南米の飲料缶需要増が、米国ハリケーンによる損失を相殺、ボール社
2017年11月 7日
昨年6月の製缶会社レクサム社買収、それに続く米国、欧州及び南米における資産のアルダー社への売却を経て今四半期を迎えた製缶会社ボール社には、今年第3四半期の業績報告が、同社にとり、前年同期業績の同条件による比較が初めて可能となる報告内容となった。
この第3四半期で特筆されるべき、8月末から9月にかけて米国テキサス州及びフロリダ州に立て続けに大被害をもたらした2つの超大型ハリケーンは、ボール社の物流、及び工場操業に直接に影響を与え、同社の営業利益を削減することとなった。さらにそれに伴い、同社の主要顧客の充填工場操業の停止が長引いたため、この地域での飲料缶発注が止まり、計7日間分の生産損失、飲料缶売上減少を招くこととなった。その一例として、今年9月のテキサス州南東部での充填工場操業停止によるアルコール飲料カテゴリーの売上は前年同期比12%減少した。

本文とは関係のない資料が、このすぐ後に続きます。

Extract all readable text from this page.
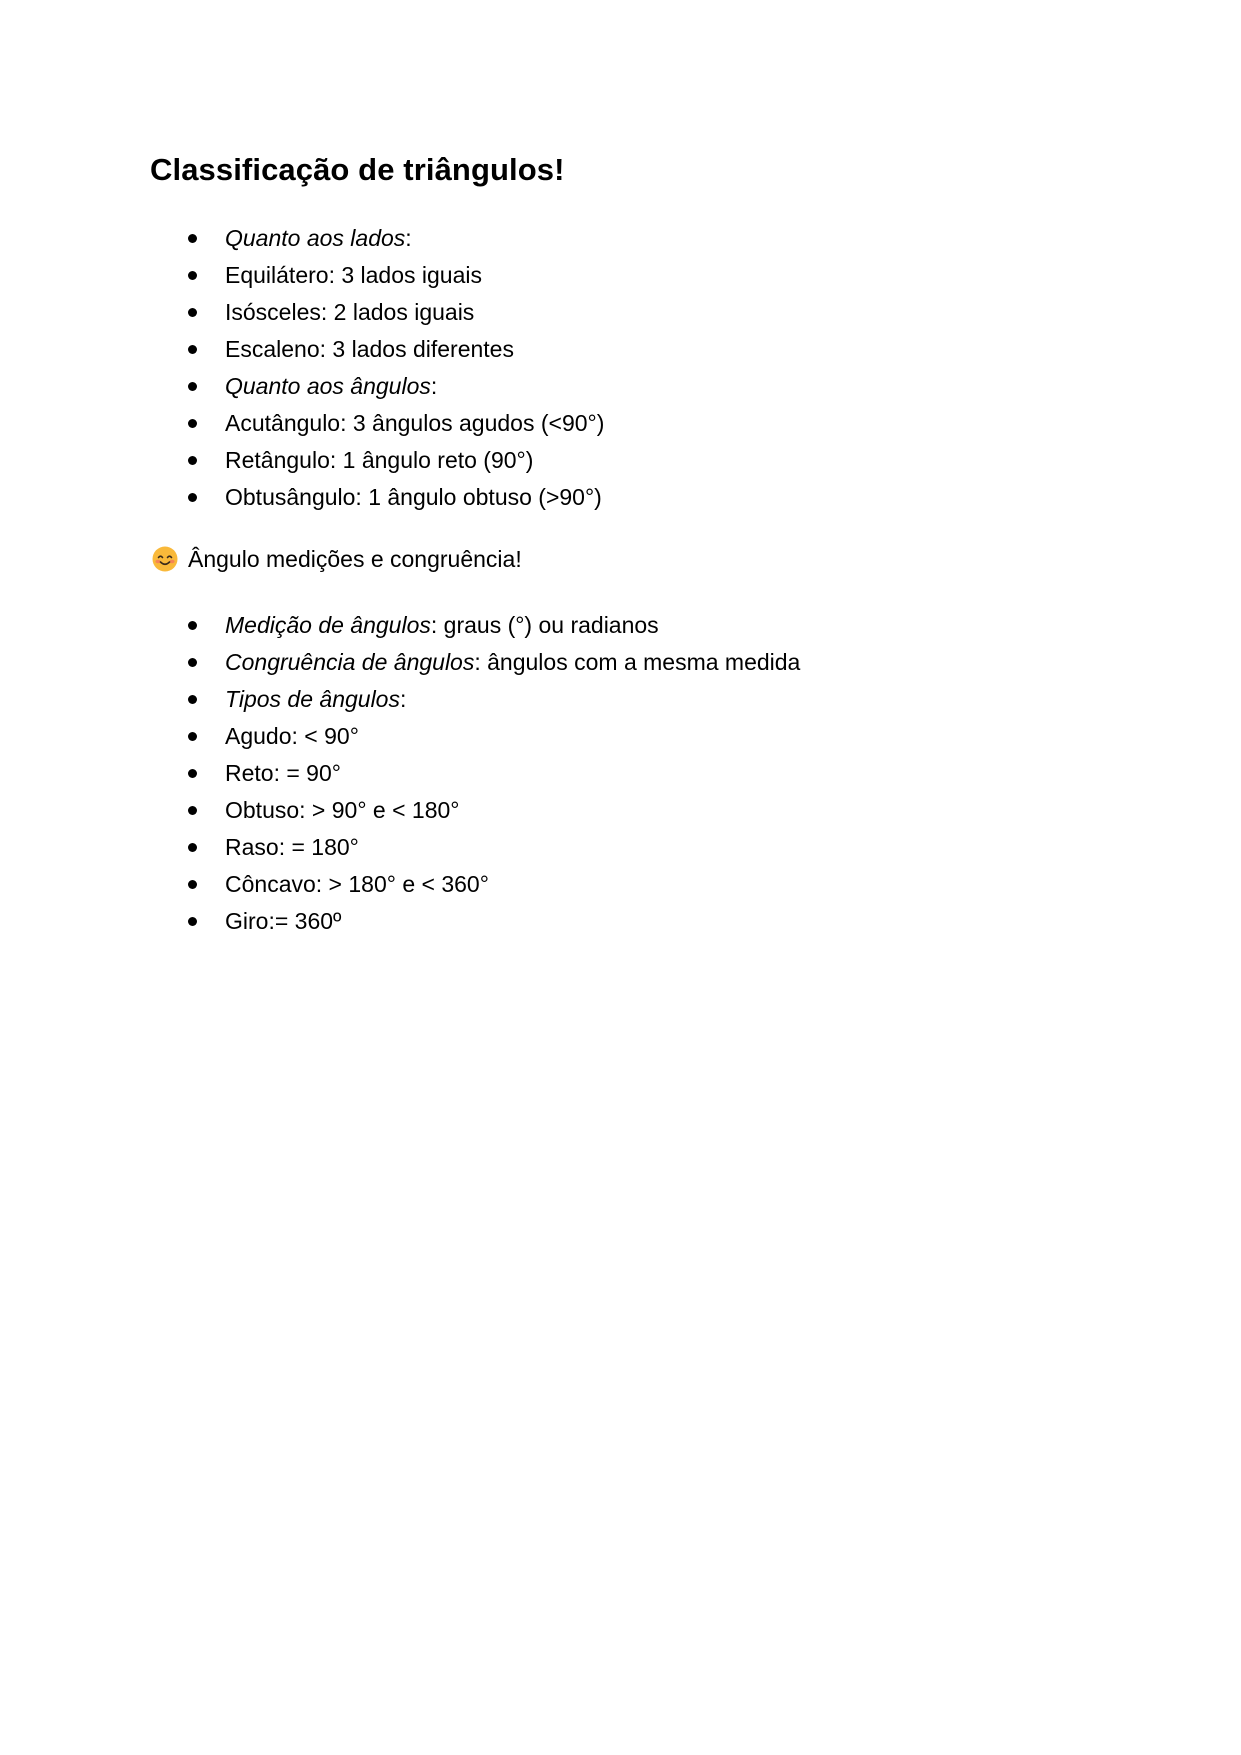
Classificação de triângulos!
Quanto aos lados:
Equilátero: 3 lados iguais
Isósceles: 2 lados iguais
Escaleno: 3 lados diferentes
Quanto aos ângulos:
Acutângulo: 3 ângulos agudos (<90°)
Retângulo: 1 ângulo reto (90°)
Obtusângulo: 1 ângulo obtuso (>90°)
Ângulo medições e congruência!
Medição de ângulos: graus (°) ou radianos
Congruência de ângulos: ângulos com a mesma medida
Tipos de ângulos:
Agudo: < 90°
Reto: = 90°
Obtuso: > 90° e < 180°
Raso: = 180°
Côncavo: > 180° e < 360°
Giro:= 360º
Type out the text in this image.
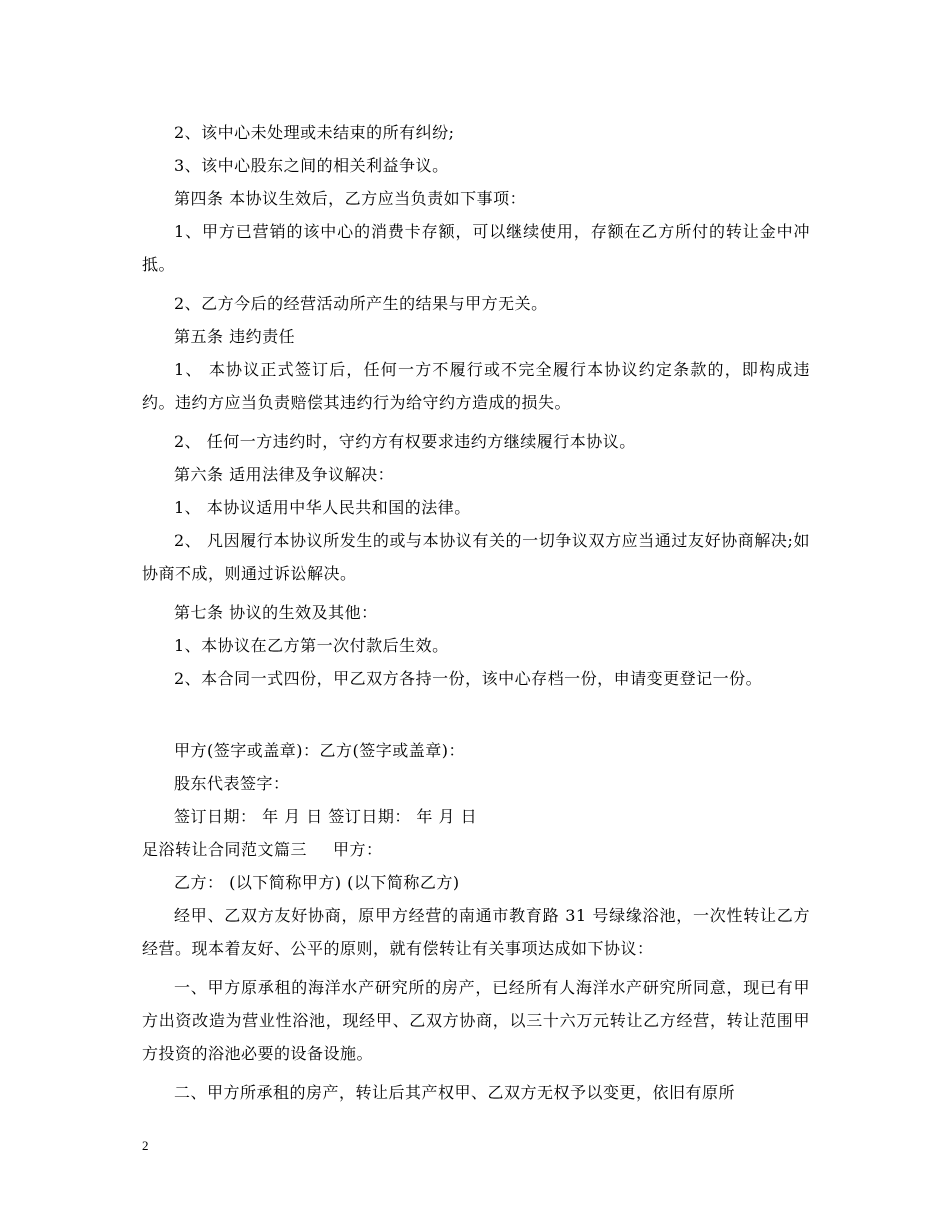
2、该中心未处理或未结束的所有纠纷;

3、该中心股东之间的相关利益争议。

第四条 本协议生效后，乙方应当负责如下事项：

1、甲方已营销的该中心的消费卡存额，可以继续使用，存额在乙方所付的转让金中冲抵。

2、乙方今后的经营活动所产生的结果与甲方无关。

第五条 违约责任

1、 本协议正式签订后，任何一方不履行或不完全履行本协议约定条款的，即构成违约。违约方应当负责赔偿其违约行为给守约方造成的损失。

2、 任何一方违约时，守约方有权要求违约方继续履行本协议。

第六条 适用法律及争议解决：

1、 本协议适用中华人民共和国的法律。

2、 凡因履行本协议所发生的或与本协议有关的一切争议双方应当通过友好协商解决;如协商不成，则通过诉讼解决。

第七条 协议的生效及其他：

1、本协议在乙方第一次付款后生效。

2、本合同一式四份，甲乙双方各持一份，该中心存档一份，申请变更登记一份。

甲方(签字或盖章)：乙方(签字或盖章)：

股东代表签字：

签订日期： 年 月 日 签订日期： 年 月 日

足浴转让合同范文篇三 甲方：

乙方： (以下简称甲方) (以下简称乙方)

经甲、乙双方友好协商，原甲方经营的南通市教育路 31 号绿缘浴池，一次性转让乙方经营。现本着友好、公平的原则，就有偿转让有关事项达成如下协议：

一、甲方原承租的海洋水产研究所的房产，已经所有人海洋水产研究所同意，现已有甲方出资改造为营业性浴池，现经甲、乙双方协商，以三十六万元转让乙方经营，转让范围甲方投资的浴池必要的设备设施。

二、甲方所承租的房产，转让后其产权甲、乙双方无权予以变更，依旧有原所

2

一方、ボール社の世界全体の飲料缶販売数量は、第3四半期には、特に南米での需要増により、前年同期比2%増加した。
同時期の同社の飲料缶売上については、南米市場での伸びが著しく、前年同期比33.6%増を記録した。ブラジルに代表される南米市場では、従来の飲料容器である再利用ビンから缶への移行が続いている。
また、同時期、欧州市場でも、ボール社の売上は、前年同期比4.3%増加した。
結果として、第3四半期は、ボール社が最大シェアを占める米国市場でのビール売上減少に伴う飲料缶売上損失を、特に南米市場での好調な飲料缶売上が相殺するかたちとなった。